Se, durante uma caminhada nas montanhas, você se pegar pensando "essas pedras sentem algo", ou está cansado, ou trombou numa das perguntas filosóficas mais antigas. Onde acaba a consciência?
A literatura séria oferece três respostas. As três funcionam, e nenhuma venceu. Aqui vão.
Resposta um: não acaba (panpsiquismo)
O panpsiquismo afirma que a consciência é propriedade fundamental da matéria. Não emergente, não derivada. Átomo tem, molécula tem, pedra tem — em dose homeopática. O cérebro está arranjado de um jeito que localmente concentra essa propriedade ao nível que chamamos de experiência.
Filósofos que levam isso a sério: David Chalmers (The Conscious Mind, 1996), Galen Strawson, Philip Goff. O argumento deles não é "eu sinto", mas: a emergência não explica por que alguns processos físicos vêm acompanhados de experiência e outros não. É mais simples supor que a experiência é básica, e não emergida.
Crítica: o panpsiquismo não prediz nada testável. O que ele diz sobre a pedra? "Ela sente, só não como você." O que ele proíbe? Nada. E isso é um problema — uma hipótese sem proibições não é científica.
Resposta dois: acaba num certo Φ (IIT)
Tononi diz: consciência é propriedade de estrutura, não de substância. Especificamente — de informação integrada. Um sistema cujo Φ ultrapasse um limiar experimenta. Abaixo — não.
Um átomo tem Φ próximo de zero. Uma pedra — também. Um micróbio — um pouco mais. Um humano — muito mais. Um modelo de IA — ainda em debate.
A IIT faz previsões testáveis. A principal: a integração eleva a consciência, a desintegração a suprime. Isso é confirmado clinicamente (Casali et al., 2013, Science Translational Medicine: o índice PCI distingue vigília, sono, anestesia e estado vegetativo).
O problema da IIT é computacional. O Φ exato de um sistema do tamanho de um cérebro é incomputável. E mais: ela faz previsões estranhas para sistemas artificiais simétricos. Uma treliça de portas lógicas na configuração certa ganha Φ acima do humano — o que leva a suspeitar que algo na teoria está errado, ou ainda não entendemos o quê.
Resposta três: a consciência é interface, não realidade (Hoffman)
Donald Hoffman (The Case Against Reality, 2019) argumenta que a percepção não nos mostra a realidade como ela é. A evolução otimiza não verdade, mas sobrevivência. Nosso "mundo" é uma interface simplificada a ícones e botões.

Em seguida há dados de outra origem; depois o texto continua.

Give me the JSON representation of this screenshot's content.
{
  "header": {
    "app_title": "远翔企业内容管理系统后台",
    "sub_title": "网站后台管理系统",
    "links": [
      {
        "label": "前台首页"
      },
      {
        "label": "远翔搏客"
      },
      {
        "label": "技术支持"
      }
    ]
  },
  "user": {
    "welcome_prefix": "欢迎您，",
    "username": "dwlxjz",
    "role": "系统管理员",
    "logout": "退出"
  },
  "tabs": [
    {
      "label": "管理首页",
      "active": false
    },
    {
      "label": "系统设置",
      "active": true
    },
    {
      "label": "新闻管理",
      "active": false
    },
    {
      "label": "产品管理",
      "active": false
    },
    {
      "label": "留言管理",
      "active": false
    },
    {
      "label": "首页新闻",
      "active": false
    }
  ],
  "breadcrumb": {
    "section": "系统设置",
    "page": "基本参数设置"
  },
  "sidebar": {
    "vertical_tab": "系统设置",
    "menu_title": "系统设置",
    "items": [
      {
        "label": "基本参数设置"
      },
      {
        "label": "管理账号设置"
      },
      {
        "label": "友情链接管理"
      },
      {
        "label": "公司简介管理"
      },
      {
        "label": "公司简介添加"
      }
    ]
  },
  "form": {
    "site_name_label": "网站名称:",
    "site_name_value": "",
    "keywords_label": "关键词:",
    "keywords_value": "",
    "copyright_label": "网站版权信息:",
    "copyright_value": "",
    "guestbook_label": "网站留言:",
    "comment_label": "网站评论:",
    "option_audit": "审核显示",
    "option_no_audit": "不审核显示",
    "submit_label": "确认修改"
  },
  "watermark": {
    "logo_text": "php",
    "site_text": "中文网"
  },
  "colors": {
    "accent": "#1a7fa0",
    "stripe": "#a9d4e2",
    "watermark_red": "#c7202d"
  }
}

Sem esoterismo. Hoffman e colegas provaram matematicamente o teorema FBT (Fitness-Beats-Truth, 2010): em jogos evolutivos, estratégias que otimizam aptidão estatisticamente sempre derrotam estratégias que otimizam verdade. Ou seja, somos construídos para ver o quadro útil, não o correto.
Daí decorre algo curioso: a "consciência" como nos aparece — possivelmente — também é parte da interface, em vez de propriedade básica. Nos vemos experimentando porque é eficiente, não porque seja ontologicamente exato.
Hoffman vai adiante e sugere que a realidade consiste em "agentes conscientes" que interagem por estruturas matemáticas, e o que chamamos de matéria é descrição emergente dessas interações. Isso já é especulação. Mas começa num teorema, não numa meditação.
Onde eu estou
Nenhuma das três respostas está encerrada. Em modo de trabalho prefiro a IIT — ela dá um parâmetro que se pode tentar medir. O panpsiquismo é interessante mas não oferece alavanca. Hoffman é útil como correção ao realismo ingênuo.
Uma pedra provavelmente não sente nada no sentido da experiência humana, e bem menos do que uma formiga. Mas a pergunta "uma pedra tem Φ acima de zero?" é tecnicamente bem colocada, e precisa ser respondida por medição, não por intuição.
Se você sente uma "presença" numa pedra, isso fala mais da sua atividade neural do que da pedra. E o fato de sua atividade neural ser capaz disso já é interessante. Talvez essa seja a parte mais valiosa da caminhada: não que a pedra tenha lhe dito algo, mas que você mesmo entrou num modo em que poderia ouvi-la, se ela tivesse algo a dizer.
Uma distinção sutil, mas importante.